MOROTAI — (Humas Kemenag Morotai) — Kantor Kementerian Agama Kabupaten Pulau Morotai menjadikan pembukaan kegiatan Orientasi Pegawai Pemerintah dengan Perjanjian Kerja (PPPK) Tahap II, Optimalisasi, dan Paruh Waktu sebagai momentum memperkuat disiplin aparatur serta meningkatkan kualitas layanan publik. Kegiatan berlangsung di Aula PLHUT Morotai, Kamis (30/4/2026).

Pembukaan kegiatan dilakukan oleh Kepala Subbagian Tata Usaha Kantor Kemenag Kabupaten Pulau Morotai, H. Musanif Sibua, S.Ag., MM, mewakili Kepala Kantor Kemenag Pulau Morotai.

Dalam sambutannya, Musanif menegaskan bahwa orientasi bukan sekadar agenda formal bagi pegawai baru, tetapi langkah awal membangun aparatur yang profesional, berintegritas, dan memahami tanggung jawab sebagai pelayan masyarakat.

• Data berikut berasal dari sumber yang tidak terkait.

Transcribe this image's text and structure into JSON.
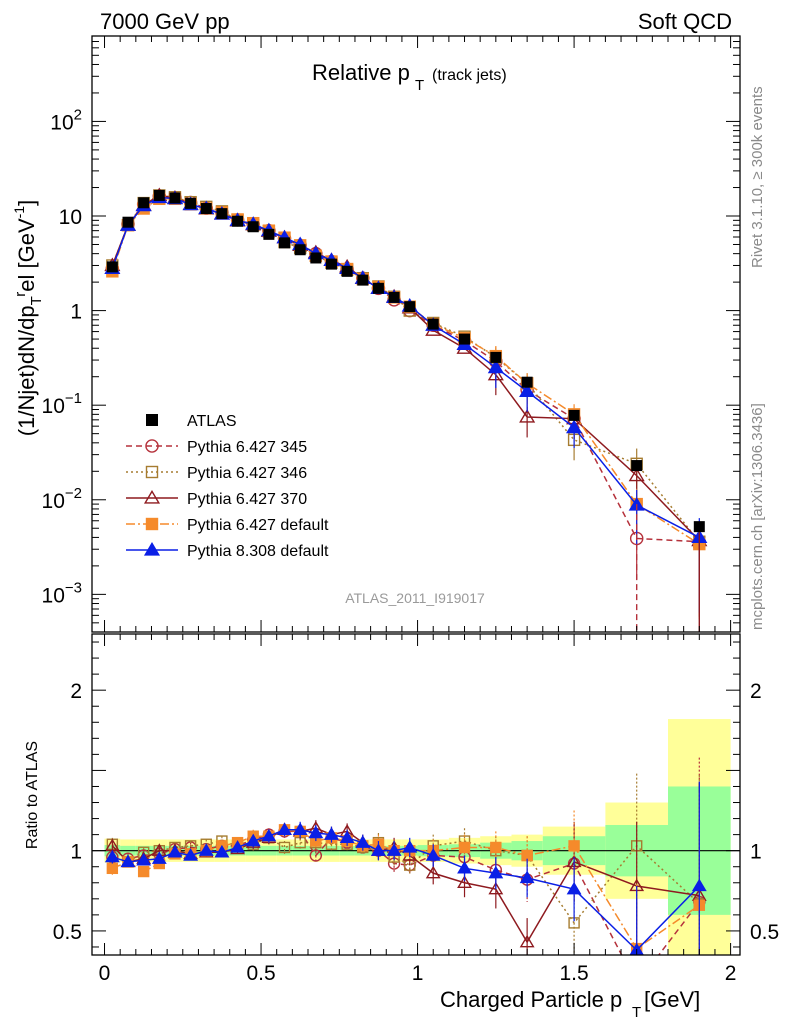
{
  "header": {
    "left": "7000 GeV pp",
    "right": "Soft QCD"
  },
  "side": {
    "rivet": "Rivet 3.1.10, ≥ 300k events",
    "mcplots": "mcplots.cern.ch [arXiv:1306.3436]"
  },
  "watermark": "ATLAS_2011_I919017",
  "colors": {
    "ATLAS": "#000000",
    "p345": "#b5313b",
    "p346": "#a67c30",
    "p370": "#8e1a1f",
    "pdef": "#f58a2b",
    "p8": "#0a1fe6",
    "band_inner": "#99ff99",
    "band_outer": "#ffff99"
  },
  "chart_data": [
    {
      "type": "line",
      "panel": "main",
      "title": "Relative p_T (track jets)",
      "title_main": "Relative p",
      "title_sub": "T",
      "title_extra": "(track jets)",
      "ylabel": "(1/Njet)dN/dp_T^rel [GeV^-1]",
      "yscale": "log",
      "xlim": [
        -0.04,
        2.03
      ],
      "ylim": [
        0.0004,
        800
      ],
      "y_ticks": [
        {
          "v": 0.001,
          "base": "10",
          "exp": "−3"
        },
        {
          "v": 0.01,
          "base": "10",
          "exp": "−2"
        },
        {
          "v": 0.1,
          "base": "10",
          "exp": "−1"
        },
        {
          "v": 1,
          "label": "1"
        },
        {
          "v": 10,
          "label": "10"
        },
        {
          "v": 100,
          "base": "10",
          "exp": "2"
        }
      ],
      "legend_position": "lower-left",
      "legend": [
        {
          "key": "ATLAS",
          "label": "ATLAS"
        },
        {
          "key": "p345",
          "label": "Pythia 6.427 345"
        },
        {
          "key": "p346",
          "label": "Pythia 6.427 346"
        },
        {
          "key": "p370",
          "label": "Pythia 6.427 370"
        },
        {
          "key": "pdef",
          "label": "Pythia 6.427 default"
        },
        {
          "key": "p8",
          "label": "Pythia 8.308 default"
        }
      ],
      "x": [
        0.025,
        0.075,
        0.125,
        0.175,
        0.225,
        0.275,
        0.325,
        0.375,
        0.425,
        0.475,
        0.525,
        0.575,
        0.625,
        0.675,
        0.725,
        0.775,
        0.825,
        0.875,
        0.925,
        0.975,
        1.05,
        1.15,
        1.25,
        1.35,
        1.5,
        1.7,
        1.9
      ],
      "data": {
        "name": "ATLAS",
        "values": [
          2.9,
          8.6,
          13.8,
          16.5,
          15.5,
          13.6,
          12.0,
          10.6,
          8.8,
          7.7,
          6.4,
          5.2,
          4.4,
          3.6,
          3.1,
          2.6,
          2.1,
          1.72,
          1.38,
          1.1,
          0.72,
          0.5,
          0.32,
          0.175,
          0.078,
          0.023,
          0.0052
        ]
      },
      "series": [
        {
          "key": "p345",
          "name": "Pythia 6.427 345",
          "values": [
            2.8,
            8.2,
            13.3,
            16.2,
            15.6,
            13.9,
            12.1,
            10.9,
            9.1,
            8.2,
            7.0,
            5.8,
            4.9,
            4.0,
            3.3,
            2.75,
            2.2,
            1.72,
            1.3,
            1.0,
            0.7,
            0.48,
            0.29,
            0.145,
            0.072,
            0.0039,
            0.0036
          ]
        },
        {
          "key": "p346",
          "name": "Pythia 6.427 346",
          "values": [
            3.0,
            8.0,
            13.7,
            16.5,
            15.8,
            14.0,
            12.5,
            11.2,
            9.1,
            8.0,
            6.9,
            5.3,
            4.6,
            3.8,
            3.2,
            2.7,
            2.2,
            1.8,
            1.4,
            1.0,
            0.74,
            0.53,
            0.32,
            0.17,
            0.043,
            0.024,
            0.0036
          ]
        },
        {
          "key": "p370",
          "name": "Pythia 6.427 370",
          "values": [
            3.0,
            8.0,
            13.0,
            16.5,
            15.5,
            13.3,
            11.9,
            10.5,
            8.9,
            8.1,
            6.9,
            5.9,
            4.9,
            4.1,
            3.4,
            2.9,
            2.2,
            1.72,
            1.4,
            1.07,
            0.62,
            0.4,
            0.21,
            0.075,
            0.072,
            0.018,
            0.0037
          ]
        },
        {
          "key": "pdef",
          "name": "Pythia 6.427 default",
          "values": [
            2.6,
            8.0,
            12.0,
            15.2,
            15.2,
            13.3,
            12.0,
            10.9,
            9.2,
            8.4,
            7.0,
            5.9,
            4.9,
            3.8,
            3.3,
            2.75,
            2.15,
            1.78,
            1.38,
            1.1,
            0.72,
            0.51,
            0.33,
            0.17,
            0.08,
            0.009,
            0.0034
          ]
        },
        {
          "key": "p8",
          "name": "Pythia 8.308 default",
          "values": [
            2.8,
            8.0,
            12.9,
            15.7,
            15.3,
            13.2,
            12.0,
            10.5,
            9.0,
            8.2,
            7.0,
            5.9,
            5.0,
            4.0,
            3.4,
            2.8,
            2.2,
            1.72,
            1.38,
            1.12,
            0.7,
            0.44,
            0.25,
            0.14,
            0.058,
            0.0088,
            0.004
          ]
        }
      ]
    },
    {
      "type": "line",
      "panel": "ratio",
      "xlabel": "Charged Particle p_T^rel [GeV]",
      "xlabel_main": "Charged Particle p",
      "xlabel_sub": "T",
      "xlabel_sup": "rel",
      "xlabel_unit": "[GeV]",
      "ylabel": "Ratio to ATLAS",
      "xlim": [
        -0.04,
        2.03
      ],
      "ylim": [
        0.35,
        2.35
      ],
      "x_ticks": [
        {
          "v": 0,
          "label": "0"
        },
        {
          "v": 0.5,
          "label": "0.5"
        },
        {
          "v": 1,
          "label": "1"
        },
        {
          "v": 1.5,
          "label": "1.5"
        },
        {
          "v": 2,
          "label": "2"
        }
      ],
      "y_ticks": [
        {
          "v": 0.5,
          "label": "0.5"
        },
        {
          "v": 1,
          "label": "1"
        },
        {
          "v": 2,
          "label": "2"
        }
      ],
      "bin_edges": [
        0.0,
        0.05,
        0.1,
        0.15,
        0.2,
        0.25,
        0.3,
        0.35,
        0.4,
        0.45,
        0.5,
        0.55,
        0.6,
        0.65,
        0.7,
        0.75,
        0.8,
        0.85,
        0.9,
        0.95,
        1.0,
        1.1,
        1.2,
        1.3,
        1.4,
        1.6,
        1.8,
        2.0
      ],
      "band_inner": [
        0.035,
        0.03,
        0.03,
        0.03,
        0.03,
        0.03,
        0.03,
        0.03,
        0.03,
        0.03,
        0.03,
        0.03,
        0.03,
        0.03,
        0.03,
        0.03,
        0.03,
        0.03,
        0.03,
        0.03,
        0.035,
        0.04,
        0.05,
        0.06,
        0.09,
        0.16,
        0.4
      ],
      "band_outer": [
        0.075,
        0.07,
        0.07,
        0.07,
        0.07,
        0.07,
        0.07,
        0.07,
        0.07,
        0.07,
        0.07,
        0.07,
        0.07,
        0.07,
        0.07,
        0.07,
        0.07,
        0.07,
        0.07,
        0.07,
        0.07,
        0.08,
        0.09,
        0.1,
        0.15,
        0.3,
        0.82
      ],
      "x": [
        0.025,
        0.075,
        0.125,
        0.175,
        0.225,
        0.275,
        0.325,
        0.375,
        0.425,
        0.475,
        0.525,
        0.575,
        0.625,
        0.675,
        0.725,
        0.775,
        0.825,
        0.875,
        0.925,
        0.975,
        1.05,
        1.15,
        1.25,
        1.35,
        1.5,
        1.7,
        1.9
      ],
      "series": [
        {
          "key": "p345",
          "name": "Pythia 6.427 345",
          "values": [
            0.96,
            0.95,
            0.97,
            0.98,
            1.01,
            1.02,
            1.01,
            1.03,
            1.03,
            1.07,
            1.1,
            1.12,
            1.12,
            0.97,
            1.08,
            1.05,
            1.02,
            1.0,
            0.92,
            0.91,
            0.97,
            0.96,
            0.88,
            0.82,
            0.92,
            0.17,
            0.68
          ]
        },
        {
          "key": "p346",
          "name": "Pythia 6.427 346",
          "values": [
            1.04,
            0.93,
            0.99,
            1.0,
            1.02,
            1.03,
            1.04,
            1.06,
            1.03,
            1.04,
            1.08,
            1.02,
            1.05,
            1.05,
            1.04,
            1.04,
            1.02,
            1.05,
            0.96,
            0.91,
            1.03,
            1.06,
            1.0,
            0.97,
            0.55,
            1.03,
            0.67
          ]
        },
        {
          "key": "p370",
          "name": "Pythia 6.427 370",
          "values": [
            1.03,
            0.93,
            0.95,
            1.0,
            1.0,
            0.98,
            0.99,
            0.99,
            1.01,
            1.05,
            1.08,
            1.13,
            1.12,
            1.14,
            1.1,
            1.12,
            1.05,
            1.0,
            1.02,
            0.97,
            0.86,
            0.8,
            0.76,
            0.43,
            0.93,
            0.78,
            0.72
          ]
        },
        {
          "key": "pdef",
          "name": "Pythia 6.427 default",
          "values": [
            0.89,
            0.93,
            0.87,
            0.92,
            0.98,
            0.98,
            1.0,
            1.03,
            1.05,
            1.09,
            1.09,
            1.13,
            1.12,
            1.06,
            1.08,
            1.06,
            1.03,
            1.04,
            1.0,
            1.0,
            1.0,
            1.02,
            1.02,
            0.97,
            1.03,
            0.39,
            0.66
          ]
        },
        {
          "key": "p8",
          "name": "Pythia 8.308 default",
          "values": [
            0.96,
            0.93,
            0.94,
            0.95,
            0.99,
            0.97,
            1.0,
            0.99,
            1.02,
            1.06,
            1.09,
            1.13,
            1.13,
            1.11,
            1.1,
            1.08,
            1.05,
            1.0,
            1.0,
            1.02,
            0.97,
            0.89,
            0.86,
            0.83,
            0.76,
            0.38,
            0.78
          ]
        }
      ],
      "error_bars": {
        "p345": [
          0.04,
          0.03,
          0.03,
          0.03,
          0.03,
          0.03,
          0.03,
          0.03,
          0.03,
          0.04,
          0.04,
          0.04,
          0.05,
          0.05,
          0.05,
          0.05,
          0.05,
          0.06,
          0.06,
          0.06,
          0.07,
          0.09,
          0.1,
          0.14,
          0.25,
          0.5,
          0.9
        ],
        "p346": [
          0.04,
          0.03,
          0.03,
          0.03,
          0.03,
          0.03,
          0.03,
          0.03,
          0.03,
          0.04,
          0.04,
          0.04,
          0.05,
          0.05,
          0.05,
          0.05,
          0.05,
          0.06,
          0.06,
          0.06,
          0.07,
          0.08,
          0.09,
          0.12,
          0.2,
          0.45,
          0.8
        ],
        "p370": [
          0.04,
          0.03,
          0.03,
          0.03,
          0.03,
          0.03,
          0.03,
          0.03,
          0.03,
          0.04,
          0.04,
          0.04,
          0.05,
          0.05,
          0.05,
          0.05,
          0.05,
          0.06,
          0.06,
          0.06,
          0.07,
          0.09,
          0.12,
          0.15,
          0.25,
          0.4,
          0.7
        ],
        "pdef": [
          0.04,
          0.03,
          0.03,
          0.03,
          0.03,
          0.03,
          0.03,
          0.03,
          0.03,
          0.04,
          0.04,
          0.04,
          0.05,
          0.05,
          0.05,
          0.05,
          0.05,
          0.06,
          0.06,
          0.06,
          0.07,
          0.08,
          0.1,
          0.12,
          0.22,
          0.4,
          0.7
        ],
        "p8": [
          0.04,
          0.03,
          0.03,
          0.03,
          0.03,
          0.03,
          0.03,
          0.03,
          0.03,
          0.04,
          0.04,
          0.04,
          0.05,
          0.05,
          0.05,
          0.05,
          0.05,
          0.06,
          0.06,
          0.06,
          0.07,
          0.08,
          0.1,
          0.12,
          0.2,
          0.4,
          0.65
        ]
      }
    }
  ]
}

Ia memaparkan sejumlah poin penting dalam Peraturan Pemerintah Nomor 94 Tahun 2021 tentang Disiplin Pegawai Negeri Sipil, mulai dari kewajiban pegawai, larangan, hingga sanksi terhadap pelanggaran disiplin.

“Disiplin harus menjadi budaya kerja. Bukan hanya hadir tepat waktu, tetapi juga bekerja dengan tanggung jawab, menjaga etika, dan memberikan pelayanan terbaik kepada masyarakat,” ujar Musanif.

Menurut dia, pegawai di lingkungan Kementerian Agama memegang peran strategis karena berhadapan langsung dengan urusan keagamaan dan pelayanan publik, sehingga profesionalisme dan kedisiplinan menjadi hal yang tidak bisa ditawar.

Karena itu, para peserta orientasi diminta memahami regulasi kepegawaian sejak awal masa tugas agar mampu bekerja sesuai aturan serta menghindari pelanggaran yang dapat merugikan institusi.

Kegiatan ini juga menjadi bagian dari implementasi Asta Protas Kementerian Agama, khususnya dalam mendorong tata kelola pemerintahan yang bersih, efektif, dan responsif terhadap kebutuhan masyarakat.

Melalui orientasi tersebut, PPPK diharapkan dapat segera beradaptasi dengan budaya kerja Kementerian Agama, meningkatkan kapasitas diri, serta memperkuat komitmen menghadirkan pelayanan publik yang cepat, transparan, dan akuntabel.